Le système dans lequel nous vivons actuellement ((capitaliste donc)) repose sur un ordre social de type pyramidal: la minorité des profiteurs en haut, la majorité des exploités en bas. Comme toujours dans ce type de hiérarchie se pose la question de la pérennité d’une organisation qui ne profite réellement qu’à une minorité de ses membres.
Le capitalisme a trouvé de nombreux moyens pour assurer sa stabilité. L’un d’entre-eux est l’organisation d’élections “démocratiques” ((Le terme démocratique est évidemment frauduleux dans le sens où ce n’est pas le peuple qui choisit ses candidats.)).
Ces élections ont (au-moins) deux objectifs: d’une part renouveller les élites politiques et d’autre part garantir l’adhésion d’une majorité de la population à l’ordre actuel.
Si le premier point est relativement évident, il me semble tout de même bon de rappeler que ce que l’on nomme les “élites politiques” (c’est à dire ceux qui se trouvent à la tête des partis de gouvernement par opposition aux militants “de base” ou aux petites formations politiques) se situent dans le haut de la pyramide.

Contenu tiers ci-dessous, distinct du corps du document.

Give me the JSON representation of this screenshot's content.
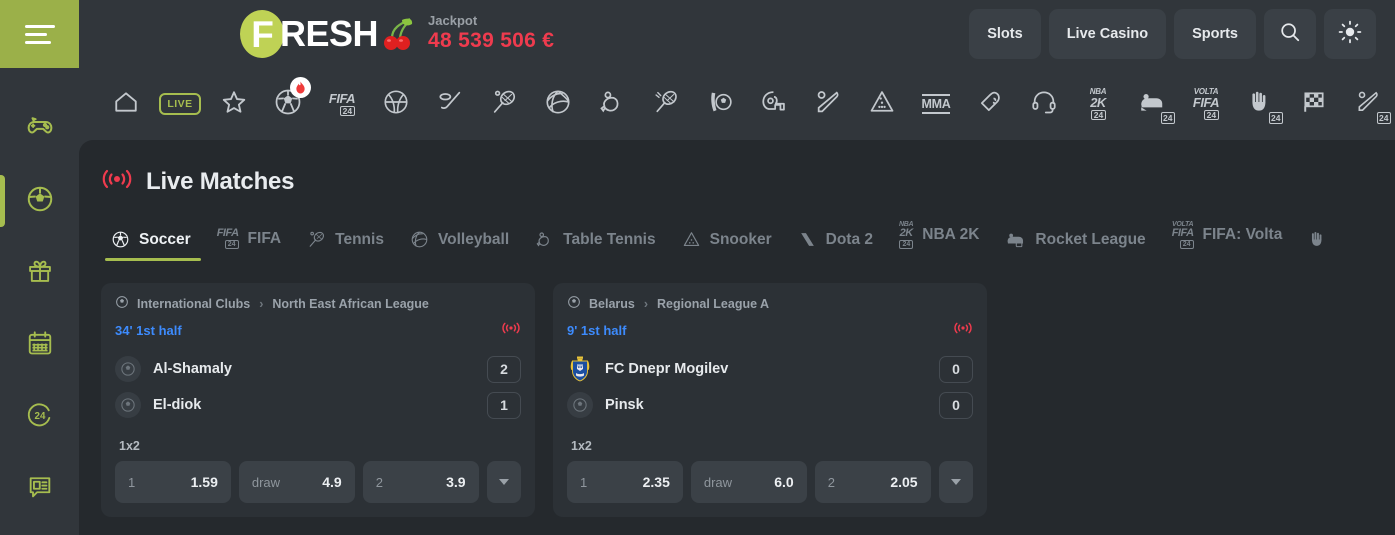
{
  "brand": {
    "logo_letter": "F",
    "logo_text": "RESH",
    "cherries_icon": "cherries-icon"
  },
  "jackpot": {
    "label": "Jackpot",
    "value": "48 539 506 €"
  },
  "header": {
    "menu_icon": "hamburger-icon",
    "nav": [
      {
        "label": "Slots",
        "name": "nav-slots"
      },
      {
        "label": "Live Casino",
        "name": "nav-live-casino"
      },
      {
        "label": "Sports",
        "name": "nav-sports"
      }
    ],
    "search_icon": "search-icon",
    "theme_icon": "sun-icon"
  },
  "sidebar": {
    "items": [
      {
        "name": "sidebar-item-games",
        "icon": "gamepad-icon",
        "active": false
      },
      {
        "name": "sidebar-item-sports",
        "icon": "soccer-globe-icon",
        "active": true
      },
      {
        "name": "sidebar-item-promotions",
        "icon": "gift-icon",
        "active": false
      },
      {
        "name": "sidebar-item-calendar",
        "icon": "calendar-icon",
        "active": false
      },
      {
        "name": "sidebar-item-support-24",
        "icon": "24-support-icon",
        "active": false
      },
      {
        "name": "sidebar-item-news",
        "icon": "news-chat-icon",
        "active": false
      }
    ]
  },
  "sports_rail": {
    "items": [
      {
        "name": "rail-home",
        "icon": "home-icon",
        "label": ""
      },
      {
        "name": "rail-live",
        "icon": "live-pill-icon",
        "label": "LIVE"
      },
      {
        "name": "rail-favorites",
        "icon": "star-icon",
        "label": ""
      },
      {
        "name": "rail-soccer",
        "icon": "soccer-ball-icon",
        "label": "",
        "badge": "flame-badge"
      },
      {
        "name": "rail-fifa",
        "icon": "fifa-24-icon",
        "label": "FIFA"
      },
      {
        "name": "rail-basketball",
        "icon": "basketball-icon",
        "label": ""
      },
      {
        "name": "rail-ice-hockey",
        "icon": "ice-hockey-icon",
        "label": ""
      },
      {
        "name": "rail-tennis",
        "icon": "tennis-racket-icon",
        "label": ""
      },
      {
        "name": "rail-volleyball",
        "icon": "volleyball-icon",
        "label": ""
      },
      {
        "name": "rail-table-tennis",
        "icon": "table-tennis-icon",
        "label": ""
      },
      {
        "name": "rail-badminton",
        "icon": "badminton-icon",
        "label": ""
      },
      {
        "name": "rail-futsal",
        "icon": "futsal-icon",
        "label": ""
      },
      {
        "name": "rail-american-football",
        "icon": "american-football-helmet-icon",
        "label": ""
      },
      {
        "name": "rail-baseball",
        "icon": "baseball-bat-icon",
        "label": ""
      },
      {
        "name": "rail-snooker",
        "icon": "snooker-rack-icon",
        "label": ""
      },
      {
        "name": "rail-mma",
        "icon": "mma-icon",
        "label": "MMA"
      },
      {
        "name": "rail-boxing",
        "icon": "boxing-glove-icon",
        "label": ""
      },
      {
        "name": "rail-esports",
        "icon": "headset-icon",
        "label": ""
      },
      {
        "name": "rail-nba-2k",
        "icon": "nba-2k-24-icon",
        "label": "NBA 2K"
      },
      {
        "name": "rail-rocket-league",
        "icon": "rocket-league-24-icon",
        "label": ""
      },
      {
        "name": "rail-fifa-volta",
        "icon": "volta-fifa-24-icon",
        "label": "VOLTA FIFA"
      },
      {
        "name": "rail-handball",
        "icon": "handball-24-icon",
        "label": ""
      },
      {
        "name": "rail-motorsport",
        "icon": "checkered-flag-icon",
        "label": ""
      },
      {
        "name": "rail-cricket",
        "icon": "cricket-24-icon",
        "label": ""
      }
    ]
  },
  "main": {
    "title": "Live Matches",
    "title_icon": "live-broadcast-icon",
    "tabs": [
      {
        "label": "Soccer",
        "icon": "soccer-ball-icon",
        "active": true
      },
      {
        "label": "FIFA",
        "icon": "fifa-24-icon",
        "active": false
      },
      {
        "label": "Tennis",
        "icon": "tennis-racket-icon",
        "active": false
      },
      {
        "label": "Volleyball",
        "icon": "volleyball-icon",
        "active": false
      },
      {
        "label": "Table Tennis",
        "icon": "table-tennis-icon",
        "active": false
      },
      {
        "label": "Snooker",
        "icon": "snooker-rack-icon",
        "active": false
      },
      {
        "label": "Dota 2",
        "icon": "dota-2-icon",
        "active": false
      },
      {
        "label": "NBA 2K",
        "icon": "nba-2k-24-icon",
        "active": false
      },
      {
        "label": "Rocket League",
        "icon": "rocket-league-24-icon",
        "active": false
      },
      {
        "label": "FIFA: Volta",
        "icon": "volta-fifa-24-icon",
        "active": false
      },
      {
        "label": "",
        "icon": "handball-24-icon",
        "active": false
      }
    ]
  },
  "matches": [
    {
      "country": "International Clubs",
      "league": "North East African League",
      "separator": "›",
      "time": "34' 1st half",
      "live_icon": "live-broadcast-icon",
      "teams": [
        {
          "name": "Al-Shamaly",
          "score": "2",
          "logo": "soccer-ball-placeholder-icon"
        },
        {
          "name": "El-diok",
          "score": "1",
          "logo": "soccer-ball-placeholder-icon"
        }
      ],
      "market": "1x2",
      "odds": [
        {
          "name": "1",
          "value": "1.59"
        },
        {
          "name": "draw",
          "value": "4.9"
        },
        {
          "name": "2",
          "value": "3.9"
        }
      ],
      "more_icon": "chevron-down-icon"
    },
    {
      "country": "Belarus",
      "league": "Regional League A",
      "separator": "›",
      "time": "9' 1st half",
      "live_icon": "live-broadcast-icon",
      "teams": [
        {
          "name": "FC Dnepr Mogilev",
          "score": "0",
          "logo": "dnepr-mogilev-crest-icon"
        },
        {
          "name": "Pinsk",
          "score": "0",
          "logo": "soccer-ball-placeholder-icon"
        }
      ],
      "market": "1x2",
      "odds": [
        {
          "name": "1",
          "value": "2.35"
        },
        {
          "name": "draw",
          "value": "6.0"
        },
        {
          "name": "2",
          "value": "2.05"
        }
      ],
      "more_icon": "chevron-down-icon"
    }
  ],
  "colors": {
    "accent_green": "#a6bd4f",
    "logo_green": "#bfd255",
    "jackpot_red": "#ef3b4e",
    "live_blue": "#3d8bfd",
    "page_bg": "#31363b",
    "panel_bg": "#25292d",
    "card_bg": "#2c3136"
  }
}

S’ils désirent s’y maintenir, ils ont besoin de l’appui du capital et se doivent donc de servir, dans une certaine mesure, ses intérêts ((Qui deviennent progressivement les leurs aussi.)).
Quant au second objectif, obtenir le soutien de la majorité de la population, le processus électoral y contribue en donnant à tout un chacun le sentiment de participer, ne fut-ce que par le simple acte de voter, à la vie politique sans pourtant leur donner un moyen concret de peser sur elle.
De plus, le vote permet de jouer un rôle de soupape face à la grogne populaire. En effet, l’élection fournit aux mécontents une voie légale pour exprimer leur ressentiment.
Cet aspect de contestation légale est absolument nécessaire au système puisqu’il permet alors à celui-ci de criminaliser toutes les autres méthodes de contestation et de canaliser la colère populaire dans un processus dont il garde la maîtrise ((rappelons-nous par exemple du mouvement de colère dans les banlieues françaises en 2005 qui a donné lieu à une très forte répression d’une part et à une grande campagne pour inciter les jeunes à voter d’autre part. Avec les résultats qu’on sait…)).
Ainsi, en criminalisant les autres formes de lutte et en offrant une large palette d’offres politique, il parvient à installer progressivement dans l’esprit de la population l’idée que le vote est le seul moyen acceptable d’obtenir un changement; et par voie de conséquence, que seuls ceux qui ont été élus à l’issue de ce processus soient habilités à l’incarner ((On se souviendra de l’argument avancé par la droite au pouvoir en France pour légitimer l’adoption du bouclier fiscal: la mesure était dans le programme de Nicolas Sarkozy, il a été élu, la majorité des Français sont donc favorables à cette mesure.)).
Mais quelle sont les chances pour un mouvement révolutionnaire ((et par là j’entends un mouvement qui vise à renverser l’ordre pyramidal de la société, ce qui en exclus les groupes réactionnaires.)) de prendre le pouvoir par les élections?
A vrai dire, elles sont infinitésimales.
En effet, le capitalisme a fait, avec le débat politique, ce qu’il fait le mieux, il l’a transformé en marché.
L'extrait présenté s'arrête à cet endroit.